The art by the artist who goes by the name Wuheqilin, referring to a one-horned Chinese mythical beast, shows two figures with white pointed hoods interviewing a scarecrow in a field of cotton and black slaves.
One of the journalists holds up a microphone with a logo that looks similar to “BBC News.”
An illustration reads: “Can you tell us what unfair treatment you have suffered, Miss Scarecrow?” “I’ve been sexually assaulted and abused,” a placard says.
Steadying the cross on which the scarecrow is held is a hooded figure wearing a Minneapolis police uniform, a reference to the police officer who pressed his knee on the neck of a dying George Floyd last year.
Earlier this year, BBC reported that women in the camps had been subject to rape, sexual abuse and torture.
The Chinese foreign ministry said at the time that the BBC report was “without factual basis” and the people interviewed by the BBC have been “proved multiple times” to be “actors disseminating false information.”
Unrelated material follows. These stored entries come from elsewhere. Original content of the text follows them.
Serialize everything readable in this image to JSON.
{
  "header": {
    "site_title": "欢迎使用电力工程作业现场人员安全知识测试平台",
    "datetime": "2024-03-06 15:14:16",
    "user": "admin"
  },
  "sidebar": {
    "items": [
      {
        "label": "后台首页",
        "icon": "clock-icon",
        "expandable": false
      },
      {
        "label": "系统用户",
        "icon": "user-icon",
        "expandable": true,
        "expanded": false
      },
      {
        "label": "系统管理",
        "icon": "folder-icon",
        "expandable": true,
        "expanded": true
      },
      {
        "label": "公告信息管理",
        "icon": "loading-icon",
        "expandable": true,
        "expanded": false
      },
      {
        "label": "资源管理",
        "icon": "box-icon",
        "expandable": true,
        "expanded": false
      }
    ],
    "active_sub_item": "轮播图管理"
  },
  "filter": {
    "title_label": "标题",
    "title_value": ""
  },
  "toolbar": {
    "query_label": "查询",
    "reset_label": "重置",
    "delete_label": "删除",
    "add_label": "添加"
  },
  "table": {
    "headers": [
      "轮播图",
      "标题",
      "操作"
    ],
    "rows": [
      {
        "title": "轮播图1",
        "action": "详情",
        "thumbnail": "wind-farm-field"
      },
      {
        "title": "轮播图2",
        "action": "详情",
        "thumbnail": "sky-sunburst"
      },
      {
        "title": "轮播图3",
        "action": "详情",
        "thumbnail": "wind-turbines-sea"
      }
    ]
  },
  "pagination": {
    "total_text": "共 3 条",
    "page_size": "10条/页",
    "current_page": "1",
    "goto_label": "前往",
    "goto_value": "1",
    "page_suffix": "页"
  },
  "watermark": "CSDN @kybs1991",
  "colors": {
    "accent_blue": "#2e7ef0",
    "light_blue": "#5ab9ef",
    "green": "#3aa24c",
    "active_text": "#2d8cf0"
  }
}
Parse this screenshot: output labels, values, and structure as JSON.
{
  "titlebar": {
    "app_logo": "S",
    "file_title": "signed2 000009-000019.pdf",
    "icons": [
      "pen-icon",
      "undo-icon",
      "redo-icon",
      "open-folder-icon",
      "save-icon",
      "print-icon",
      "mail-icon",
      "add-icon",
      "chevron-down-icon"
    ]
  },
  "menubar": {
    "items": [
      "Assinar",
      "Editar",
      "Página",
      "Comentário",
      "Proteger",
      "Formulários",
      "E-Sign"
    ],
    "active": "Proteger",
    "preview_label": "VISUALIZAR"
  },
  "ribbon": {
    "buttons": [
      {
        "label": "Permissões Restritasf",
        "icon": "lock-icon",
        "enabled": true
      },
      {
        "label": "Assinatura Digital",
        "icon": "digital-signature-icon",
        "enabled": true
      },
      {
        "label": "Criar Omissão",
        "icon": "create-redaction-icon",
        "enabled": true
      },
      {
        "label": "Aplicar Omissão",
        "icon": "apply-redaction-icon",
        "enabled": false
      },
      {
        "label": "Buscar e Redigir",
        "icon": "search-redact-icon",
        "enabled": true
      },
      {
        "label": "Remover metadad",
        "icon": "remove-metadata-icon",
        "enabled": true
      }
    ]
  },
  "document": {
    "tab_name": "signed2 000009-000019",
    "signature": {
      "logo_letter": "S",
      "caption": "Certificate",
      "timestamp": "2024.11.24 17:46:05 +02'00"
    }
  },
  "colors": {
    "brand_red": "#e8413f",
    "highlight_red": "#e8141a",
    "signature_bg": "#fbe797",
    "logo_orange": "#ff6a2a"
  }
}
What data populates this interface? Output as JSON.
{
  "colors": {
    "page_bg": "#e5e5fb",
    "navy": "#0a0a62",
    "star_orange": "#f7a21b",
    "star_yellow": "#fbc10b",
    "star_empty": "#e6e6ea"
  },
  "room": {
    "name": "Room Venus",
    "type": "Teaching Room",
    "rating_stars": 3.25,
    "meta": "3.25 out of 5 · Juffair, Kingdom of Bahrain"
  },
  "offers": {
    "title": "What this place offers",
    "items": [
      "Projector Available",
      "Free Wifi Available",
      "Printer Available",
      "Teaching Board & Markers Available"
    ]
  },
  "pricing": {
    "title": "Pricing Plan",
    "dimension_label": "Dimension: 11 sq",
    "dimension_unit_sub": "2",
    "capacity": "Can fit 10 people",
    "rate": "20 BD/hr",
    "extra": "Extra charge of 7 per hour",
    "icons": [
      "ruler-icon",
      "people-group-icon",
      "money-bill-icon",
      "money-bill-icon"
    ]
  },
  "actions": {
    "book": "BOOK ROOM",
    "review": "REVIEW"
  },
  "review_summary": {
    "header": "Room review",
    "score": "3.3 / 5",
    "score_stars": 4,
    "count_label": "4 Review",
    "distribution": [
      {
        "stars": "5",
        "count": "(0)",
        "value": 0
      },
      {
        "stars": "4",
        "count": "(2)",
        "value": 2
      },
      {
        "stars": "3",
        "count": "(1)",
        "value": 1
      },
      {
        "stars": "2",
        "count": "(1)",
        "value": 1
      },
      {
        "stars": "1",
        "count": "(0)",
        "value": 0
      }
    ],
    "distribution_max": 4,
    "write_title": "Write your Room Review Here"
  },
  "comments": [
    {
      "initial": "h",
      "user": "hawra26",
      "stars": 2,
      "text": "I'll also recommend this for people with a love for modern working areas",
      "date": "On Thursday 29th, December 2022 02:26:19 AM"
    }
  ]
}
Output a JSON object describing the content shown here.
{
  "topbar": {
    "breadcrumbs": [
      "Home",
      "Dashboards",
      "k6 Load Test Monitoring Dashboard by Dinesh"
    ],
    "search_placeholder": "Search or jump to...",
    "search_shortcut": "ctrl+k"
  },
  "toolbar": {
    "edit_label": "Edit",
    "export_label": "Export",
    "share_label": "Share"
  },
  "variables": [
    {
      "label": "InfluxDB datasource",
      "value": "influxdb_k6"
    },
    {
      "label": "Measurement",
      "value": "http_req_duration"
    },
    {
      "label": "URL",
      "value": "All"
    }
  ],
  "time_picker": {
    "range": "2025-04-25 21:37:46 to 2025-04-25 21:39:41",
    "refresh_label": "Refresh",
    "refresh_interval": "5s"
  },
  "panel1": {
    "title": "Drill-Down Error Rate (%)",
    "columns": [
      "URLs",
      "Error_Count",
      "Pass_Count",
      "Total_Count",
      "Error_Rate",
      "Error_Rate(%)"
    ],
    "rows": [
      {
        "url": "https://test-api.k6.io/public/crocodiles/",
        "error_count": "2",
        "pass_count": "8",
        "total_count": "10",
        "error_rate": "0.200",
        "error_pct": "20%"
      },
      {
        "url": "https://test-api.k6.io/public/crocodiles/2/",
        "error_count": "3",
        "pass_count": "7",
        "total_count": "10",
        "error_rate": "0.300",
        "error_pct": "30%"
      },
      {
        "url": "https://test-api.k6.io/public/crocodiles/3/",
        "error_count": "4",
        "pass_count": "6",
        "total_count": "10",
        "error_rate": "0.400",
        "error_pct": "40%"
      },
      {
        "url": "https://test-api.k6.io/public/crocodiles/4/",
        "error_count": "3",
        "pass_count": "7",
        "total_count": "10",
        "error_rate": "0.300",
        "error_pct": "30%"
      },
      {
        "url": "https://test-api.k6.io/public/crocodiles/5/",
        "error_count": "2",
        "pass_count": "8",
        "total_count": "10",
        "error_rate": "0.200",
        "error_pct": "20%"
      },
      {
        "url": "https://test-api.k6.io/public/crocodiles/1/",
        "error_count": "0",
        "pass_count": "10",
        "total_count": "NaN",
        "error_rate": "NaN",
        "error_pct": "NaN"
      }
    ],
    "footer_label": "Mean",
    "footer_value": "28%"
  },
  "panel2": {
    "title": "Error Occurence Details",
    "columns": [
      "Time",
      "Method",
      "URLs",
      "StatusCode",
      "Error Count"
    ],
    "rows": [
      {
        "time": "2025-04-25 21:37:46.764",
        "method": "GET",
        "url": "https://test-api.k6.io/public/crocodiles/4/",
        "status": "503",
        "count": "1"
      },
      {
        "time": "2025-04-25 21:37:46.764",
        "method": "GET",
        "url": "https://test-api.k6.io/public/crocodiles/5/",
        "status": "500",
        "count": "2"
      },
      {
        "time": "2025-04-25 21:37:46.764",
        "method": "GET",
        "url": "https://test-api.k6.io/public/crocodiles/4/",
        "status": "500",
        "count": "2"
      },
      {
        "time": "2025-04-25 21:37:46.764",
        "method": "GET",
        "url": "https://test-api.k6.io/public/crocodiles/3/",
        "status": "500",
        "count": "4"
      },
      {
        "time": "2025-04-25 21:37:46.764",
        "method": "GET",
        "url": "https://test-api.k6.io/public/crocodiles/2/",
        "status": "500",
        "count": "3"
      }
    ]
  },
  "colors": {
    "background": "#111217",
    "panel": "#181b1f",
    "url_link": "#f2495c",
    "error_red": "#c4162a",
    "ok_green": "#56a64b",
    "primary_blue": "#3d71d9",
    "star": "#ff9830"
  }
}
Last week, Swedish clothing retailer H&M faced a public backlash in China when social media users circulated a statement the company made last year announcing it would no longer source cotton from Xinjiang.
Other brands found to have made similar statement include Nike and adidas.
In Wuheqilin’s illustration, which has garnered 1 million “likes,” the blood-red letters “HM” can be seen carved onto the trunk of a tree, while in the background is a black antique cotton scale that looks similar to Nike’s swoosh logo.